I'm afraid that my presentation didn't really have room to dive much into LACP. I briefly said something like the following when giving that slide:
Basically, the LACP link partner (router) hashes traffic consistently across the multiple links in the LACP bundle, using a hash of its choosing (typically an N-tuple, involving IP address and TCP port). Once it has selected a link for that connection, that connection will always land on that link on ingress (unless the LACP bundle changes in terms of links coming and going). We're free to choose whatever egress NIC we want (it does not need to be the same NIC the connection entered on). The issue is that there is no way for us to tell the router to move the TCP connection from one NIC to another (well, there is in theory, but our routers can't do it)
> We're free to choose whatever egress NIC we want
Wait, I got lost again... You say you can "output on any egress NIC". So all four egress NICs have access to the TLS encryption keys and are cooperating through the FreeBSD kernel to get this information?
Is there some kind of load-balancing you're doing on the machine? Trying to see which NIC has the least amount of traffic and routing to the least utilized NIC?
LACP (which is a control protocol) is a standard feature supported forever on switches. To put it simply both the server and switch see a single port (fake) that has physical ethernet members and a hashing algorithm puts the traffic on that physical ethernet link based on the selected hash. The underlying sw/hw picks which physical link to put the packet on. The input to the hash in picking the link can be src/dst (for all items listed here) MAC, port, IP addr. LACP handles the negotiation of what that hash is between the ends and also hands a link failure "hey man, something broke, we have one less link now). For any given single flow it will hash to the same link. So a for example in a 4x10G lag (also called a port-channel in networking speak) max bandwidth for a single flow would be 10g the max of a single member. In an ideal world the hashing would be perfectly balanced however it is possible to have a set of flows all hash to the same link. Hope that helps.

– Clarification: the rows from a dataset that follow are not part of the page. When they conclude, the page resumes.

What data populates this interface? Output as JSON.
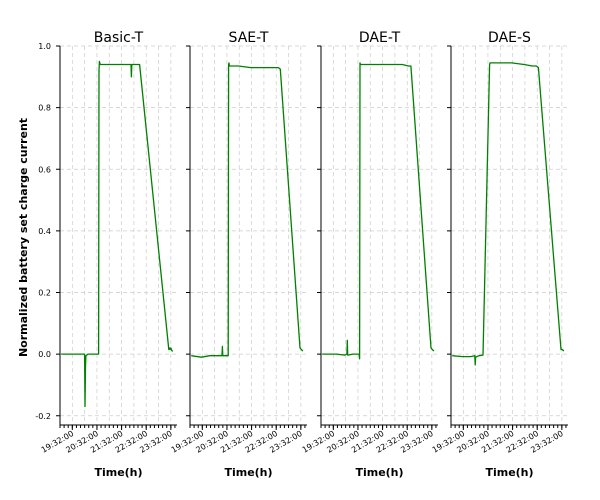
{
  "chart_data": [
    {
      "type": "line",
      "title": "Basic-T",
      "xlabel": "Time(h)",
      "ylabel": "Normalized battery set charge current",
      "ylim": [
        -0.23,
        1.0
      ],
      "yticks": [
        1.0,
        0.8,
        0.6,
        0.4,
        0.2,
        0.0,
        -0.2
      ],
      "ytick_labels": [
        "1.0",
        "0.8",
        "0.6",
        "0.4",
        "0.2",
        "0.0",
        "-0.2"
      ],
      "xlim": [
        "19:02",
        "23:47"
      ],
      "xtick_labels": [
        "19:32:00",
        "20:32:00",
        "21:32:00",
        "22:32:00",
        "23:32:00"
      ],
      "grid": true,
      "color": "#008000",
      "series": [
        {
          "x": [
            "19:05",
            "20:00",
            "20:02",
            "20:03",
            "20:04",
            "20:05",
            "20:10",
            "20:20",
            "20:36",
            "20:37",
            "20:38",
            "20:40",
            "20:50",
            "21:10",
            "21:30",
            "21:55",
            "21:56",
            "21:57",
            "21:58",
            "22:00",
            "22:15",
            "22:16",
            "23:27",
            "23:29",
            "23:30",
            "23:32",
            "23:35",
            "23:37"
          ],
          "y": [
            0.0,
            0.0,
            0.0,
            -0.17,
            -0.04,
            -0.005,
            0.0,
            0.0,
            0.0,
            0.92,
            0.95,
            0.94,
            0.94,
            0.94,
            0.94,
            0.94,
            0.9,
            0.94,
            0.94,
            0.94,
            0.94,
            0.94,
            0.015,
            0.02,
            0.015,
            0.02,
            0.01,
            0.01
          ]
        }
      ]
    },
    {
      "type": "line",
      "title": "SAE-T",
      "xlabel": "Time(h)",
      "ylim": [
        -0.23,
        1.0
      ],
      "xlim": [
        "19:02",
        "23:47"
      ],
      "xtick_labels": [
        "19:32:00",
        "20:32:00",
        "21:32:00",
        "22:32:00",
        "23:32:00"
      ],
      "grid": true,
      "color": "#008000",
      "series": [
        {
          "x": [
            "19:05",
            "19:30",
            "19:50",
            "20:10",
            "20:20",
            "20:21",
            "20:22",
            "20:35",
            "20:36",
            "20:37",
            "20:38",
            "20:40",
            "21:00",
            "21:30",
            "22:00",
            "22:20",
            "22:37",
            "22:42",
            "23:30",
            "23:33",
            "23:37"
          ],
          "y": [
            -0.005,
            -0.01,
            -0.005,
            -0.005,
            -0.005,
            0.025,
            -0.005,
            -0.005,
            0.94,
            0.945,
            0.935,
            0.935,
            0.935,
            0.93,
            0.93,
            0.93,
            0.93,
            0.925,
            0.02,
            0.015,
            0.01
          ]
        }
      ]
    },
    {
      "type": "line",
      "title": "DAE-T",
      "xlabel": "Time(h)",
      "ylim": [
        -0.23,
        1.0
      ],
      "xlim": [
        "19:02",
        "23:47"
      ],
      "xtick_labels": [
        "19:32:00",
        "20:32:00",
        "21:32:00",
        "22:32:00",
        "23:32:00"
      ],
      "grid": true,
      "color": "#008000",
      "series": [
        {
          "x": [
            "19:05",
            "19:40",
            "20:00",
            "20:05",
            "20:06",
            "20:07",
            "20:20",
            "20:35",
            "20:36",
            "20:37",
            "20:38",
            "20:40",
            "21:00",
            "21:30",
            "22:00",
            "22:20",
            "22:35",
            "22:41",
            "23:30",
            "23:33",
            "23:37"
          ],
          "y": [
            0.0,
            0.0,
            -0.003,
            0.0,
            0.045,
            -0.003,
            0.0,
            0.0,
            -0.015,
            0.945,
            0.94,
            0.94,
            0.94,
            0.94,
            0.94,
            0.94,
            0.935,
            0.935,
            0.02,
            0.015,
            0.01
          ]
        }
      ]
    },
    {
      "type": "line",
      "title": "DAE-S",
      "xlabel": "Time(h)",
      "ylim": [
        -0.23,
        1.0
      ],
      "xlim": [
        "19:02",
        "23:47"
      ],
      "xtick_labels": [
        "19:32:00",
        "20:32:00",
        "21:32:00",
        "22:32:00",
        "23:32:00"
      ],
      "grid": true,
      "color": "#008000",
      "series": [
        {
          "x": [
            "19:05",
            "19:30",
            "19:50",
            "20:00",
            "20:01",
            "20:02",
            "20:10",
            "20:20",
            "20:36",
            "20:37",
            "21:00",
            "21:30",
            "22:00",
            "22:20",
            "22:30",
            "22:35",
            "23:30",
            "23:33",
            "23:37"
          ],
          "y": [
            -0.005,
            -0.008,
            -0.008,
            -0.005,
            -0.035,
            -0.01,
            -0.005,
            -0.003,
            0.94,
            0.945,
            0.945,
            0.945,
            0.94,
            0.935,
            0.935,
            0.93,
            0.015,
            0.015,
            0.01
          ]
        }
      ]
    }
  ]
}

That's an excellent overview. I think I got the gist now.
There's all sorts of subtle details though that's probably just "implementation details" of this system. How and where do worker threads spawn up? Clearly sendfile / kTLS have great synergies, etc. etc.
Its a lot of detail, and an impressive result for sure. I probably don't have the time to study this on my own so of course, I've got lots and lots of questions. This discussion has been very helpful.

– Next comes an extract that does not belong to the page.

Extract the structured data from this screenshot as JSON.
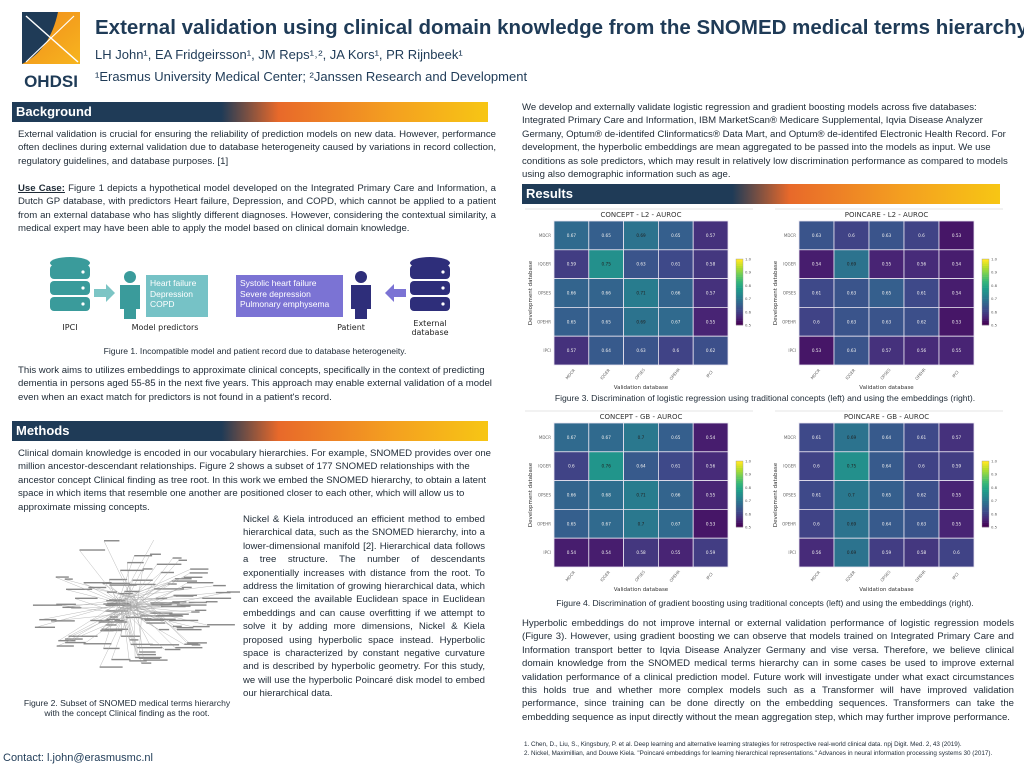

Adding the NUMA things "on top" of sendfile/kTLS is clearly another issue. The hashing of TCP/Port information into particular links is absolutely important, because of the "Physical location" of the ports matter.
I think I have the gist at this point. But that's a lot of moving parts here. And the whole NUMA-fabric being the bottleneck just ups the complexity of this "simple" TLS stream going on...

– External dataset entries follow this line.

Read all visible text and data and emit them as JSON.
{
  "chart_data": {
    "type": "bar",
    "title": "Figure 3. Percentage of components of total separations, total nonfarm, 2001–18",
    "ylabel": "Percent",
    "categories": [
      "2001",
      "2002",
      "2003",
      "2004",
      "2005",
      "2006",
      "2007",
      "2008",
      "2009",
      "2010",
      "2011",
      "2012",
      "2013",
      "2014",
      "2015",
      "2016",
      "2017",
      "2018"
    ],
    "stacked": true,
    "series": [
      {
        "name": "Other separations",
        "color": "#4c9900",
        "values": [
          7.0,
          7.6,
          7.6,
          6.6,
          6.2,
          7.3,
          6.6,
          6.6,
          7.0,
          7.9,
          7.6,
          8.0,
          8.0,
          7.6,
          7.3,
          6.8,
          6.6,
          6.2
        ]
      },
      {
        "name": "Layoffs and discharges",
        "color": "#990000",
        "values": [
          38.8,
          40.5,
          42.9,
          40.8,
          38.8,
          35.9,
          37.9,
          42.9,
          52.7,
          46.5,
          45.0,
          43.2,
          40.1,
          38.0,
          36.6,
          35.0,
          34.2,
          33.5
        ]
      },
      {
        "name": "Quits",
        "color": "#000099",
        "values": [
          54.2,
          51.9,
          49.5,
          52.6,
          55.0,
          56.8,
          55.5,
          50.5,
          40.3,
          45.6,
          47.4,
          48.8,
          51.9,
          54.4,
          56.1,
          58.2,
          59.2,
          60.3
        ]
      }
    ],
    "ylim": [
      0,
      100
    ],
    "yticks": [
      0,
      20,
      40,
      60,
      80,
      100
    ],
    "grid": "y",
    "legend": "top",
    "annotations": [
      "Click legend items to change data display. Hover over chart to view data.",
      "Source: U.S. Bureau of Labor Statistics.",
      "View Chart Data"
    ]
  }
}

EDIT: I guess some other bottleneck exists for Intel/Ampere's chips? There's no NUMA in those. Very curious.
----
Rereading "Disk centric siloing" slides later on actually answer a lot of my questions. I think my mental model was disk-centric siloing and I just didn't realize it. Those slides work exactly how I think this "should" have worked, but it seems like that strategy was shown to be inferior to the strategy talked about in the bulk of this presentation.
Hmmm, so my last "criticism" to this excellent presentation. Maybe an early slide that lays out the strategies you tried? (Disk Siloing. Network-siloing. Software kTLS, and Hardware kTLS offload)?
Just one slide at the beginning saying "I tried many architectures" would remind the audience that many seemingly good solutions exist. Something I personally forgot in this discussion thread.
The whole paper is discussing bottlenecks, path optimisation between resources, and impacts of those on overall throughout. It's not a simple loadbalancing question being answered
If we are using LACP between router and server, it means we create single logical link between them. We can use as many as physical link supported by both server and router.
The server and router will treat them as a single link. Thus the ingress and egress of the packet doesn’t really matter.
although we’re free to choose egress port in LACP it’s still wise to maintain some kind of client or flow affinity, to avoid inadvertent packet reordering.
I'm afraid that my presentation didn't really have room to dive much into LACP. I briefly said something like the following when giving that slide:
Basically, the LACP link partner (router) hashes traffic consistently across the multiple links in the LACP bundle, using a hash of its choosing (typically an N-tuple, involving IP address and TCP port). Once it has selected a link for that connection, that connection will always land on that link on ingress (unless the LACP bundle changes in terms of links coming and going). We're free to choose whatever egress NIC we want (it does not need to be the same NIC the connection entered on). The issue is that there is no way for us to tell the router to move the TCP connection from one NIC to another (well, there is in theory, but our routers can't do it)
I hope that helps